Under the terms of this concept the detrimental effect of PVL is dependent on the number of sensitive immune cells that are affected. In case of a preceding influenza infection, the lung can be strongly infiltrated with activated inflammatory cells[49,50] that contain large amounts of proteases and additional active compounds.[56] As low doses of PVL are already sufficient to cause cell death, a superinfection with a PVL-producing strain can induce massive activation and destruction of infiltrated granulocytes, monocytes and macrophages that discharge their granular content and overrun the neutralizing capacity in the lung resulting in necrotizing pneumonia (Figure 2). An earlier influenza infection is documented or suspected in many cases of necrotizing pneumonia. In several clinical cases, it was reported that different types of viral infections, such as respiratory syncytial virus or parainfluenza virus, precede necrotizing pneumonia. Sometimes only unspecific symptoms, like nausea or vomiting, are reported that might be indicative of an undetected virus infection (Table 1). These observations support the hypothesis that a virus-induced influx of immune cells rather than a specific virulence factor of influenza virus contributes to necrotizing pneumonia.

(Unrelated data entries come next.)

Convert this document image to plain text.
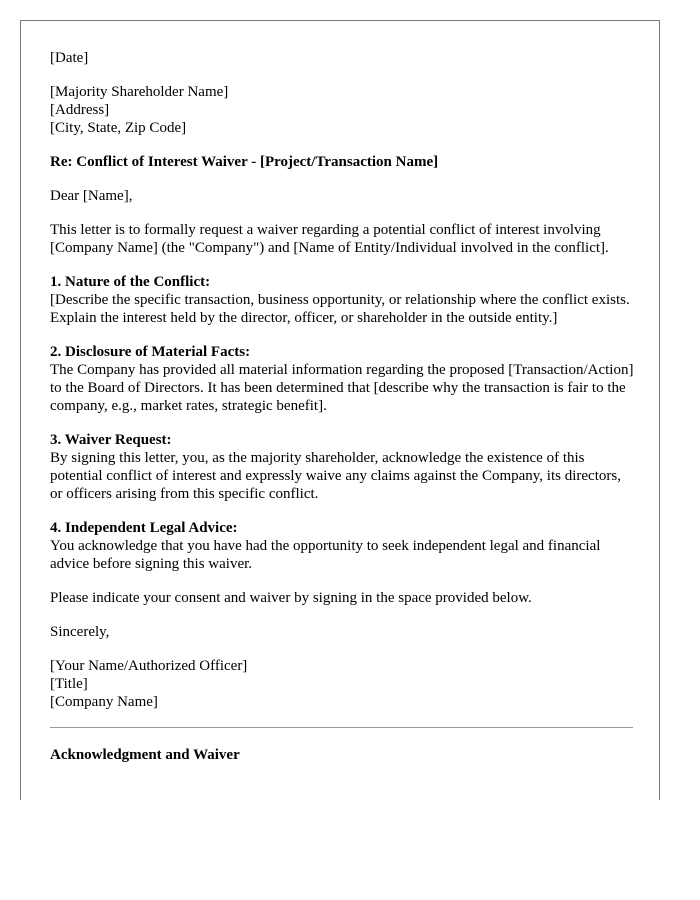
[Date]
[Majority Shareholder Name]
[Address]
[City, State, Zip Code]
Re: Conflict of Interest Waiver - [Project/Transaction Name]
Dear [Name],
This letter is to formally request a waiver regarding a potential conflict of interest involving [Company Name] (the "Company") and [Name of Entity/Individual involved in the conflict].
1. Nature of the Conflict:
[Describe the specific transaction, business opportunity, or relationship where the conflict exists. Explain the interest held by the director, officer, or shareholder in the outside entity.]
2. Disclosure of Material Facts:
The Company has provided all material information regarding the proposed [Transaction/Action] to the Board of Directors. It has been determined that [describe why the transaction is fair to the company, e.g., market rates, strategic benefit].
3. Waiver Request:
By signing this letter, you, as the majority shareholder, acknowledge the existence of this potential conflict of interest and expressly waive any claims against the Company, its directors, or officers arising from this specific conflict.
4. Independent Legal Advice:
You acknowledge that you have had the opportunity to seek independent legal and financial advice before signing this waiver.
Please indicate your consent and waiver by signing in the space provided below.
Sincerely,
[Your Name/Authorized Officer]
[Title]
[Company Name]
Acknowledgment and Waiver
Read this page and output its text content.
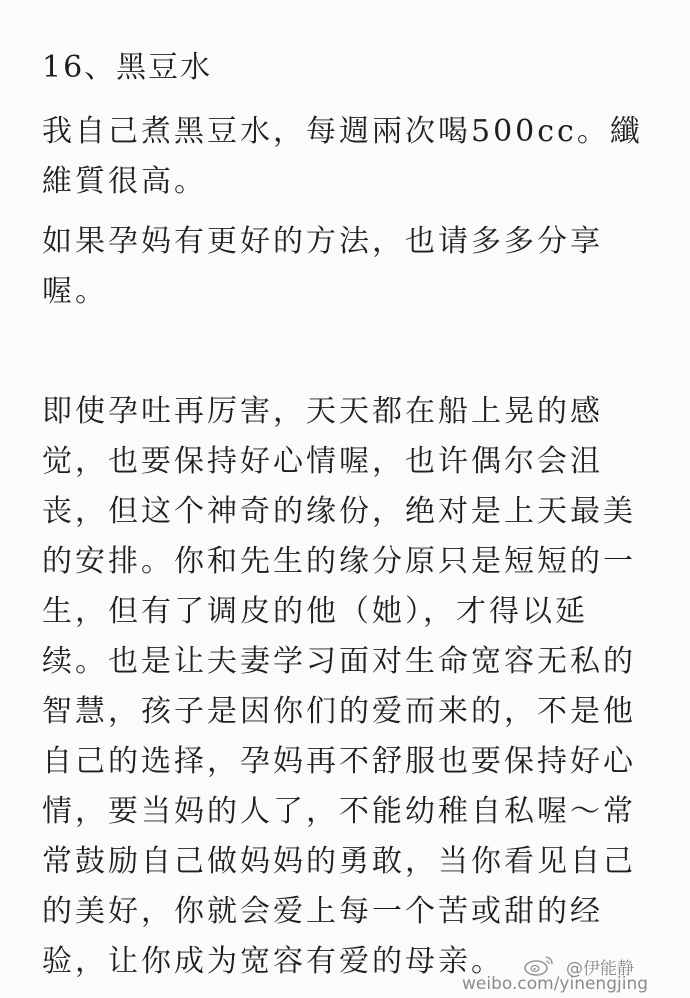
16、黑豆水
我自己煮黑豆水，每週兩次喝500cc。纖
維質很高。
如果孕妈有更好的方法，也请多多分享
喔。
即使孕吐再厉害，天天都在船上晃的感
觉，也要保持好心情喔，也许偶尔会沮
丧，但这个神奇的缘份，绝对是上天最美
的安排。你和先生的缘分原只是短短的一
生，但有了调皮的他（她），才得以延
续。也是让夫妻学习面对生命宽容无私的
智慧，孩子是因你们的爱而来的，不是他
自己的选择，孕妈再不舒服也要保持好心
情，要当妈的人了，不能幼稚自私喔～常
常鼓励自己做妈妈的勇敢，当你看见自己
的美好，你就会爱上每一个苦或甜的经
验，让你成为宽容有爱的母亲。	@伊能静
weibo.com/yinengjing
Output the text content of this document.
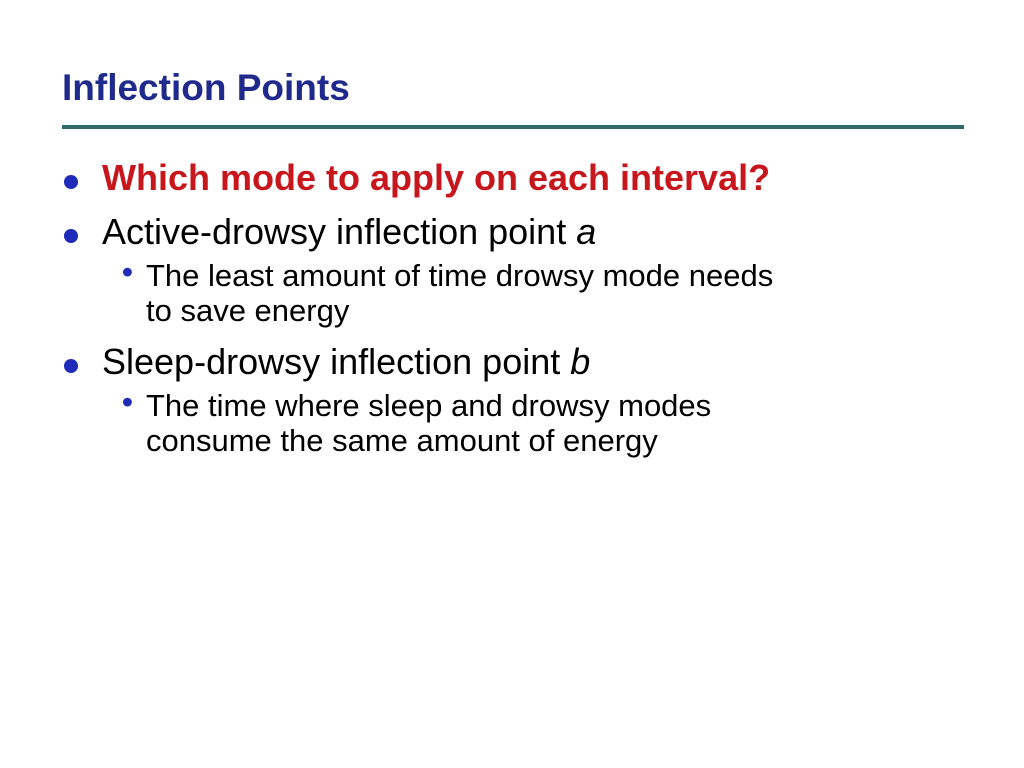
Inflection Points
Which mode to apply on each interval?
Active-drowsy inflection point a
• The least amount of time drowsy mode needs
to save energy
Sleep-drowsy inflection point b
• The time where sleep and drowsy modes
consume the same amount of energy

Accordingly, necrotizing pneumonia is supposed to be a mainly toxin-mediated disease of the lung. As toxins exert their destructive action quickly and cannot be confined by antimicrobial treatments when released, therapy needs to be started early to prevent severe tissue damage. Therefore, necrotizing pneumonia should be diagnosed, before the disease enters into a septic and lung destructive stage. A young patient that presents with pulmonary or uncharacteristic symptoms, but rapidly worsens and develops dyspnea and leukopenia should be suspected of necrotizing pneumonia. Massive overgrowth of staphylococci in tracheal secretion can quickly support the diagnosis. After samples for microbiological analysis are taken, therapy should be started immediately with an anti-staphylococcal antibiotic in combination with clindamycin to decrease toxin release or even with additional toxin-suppressing agents. If therapy is started early, patients can fully recover without further signs of pulmonary disease.[13]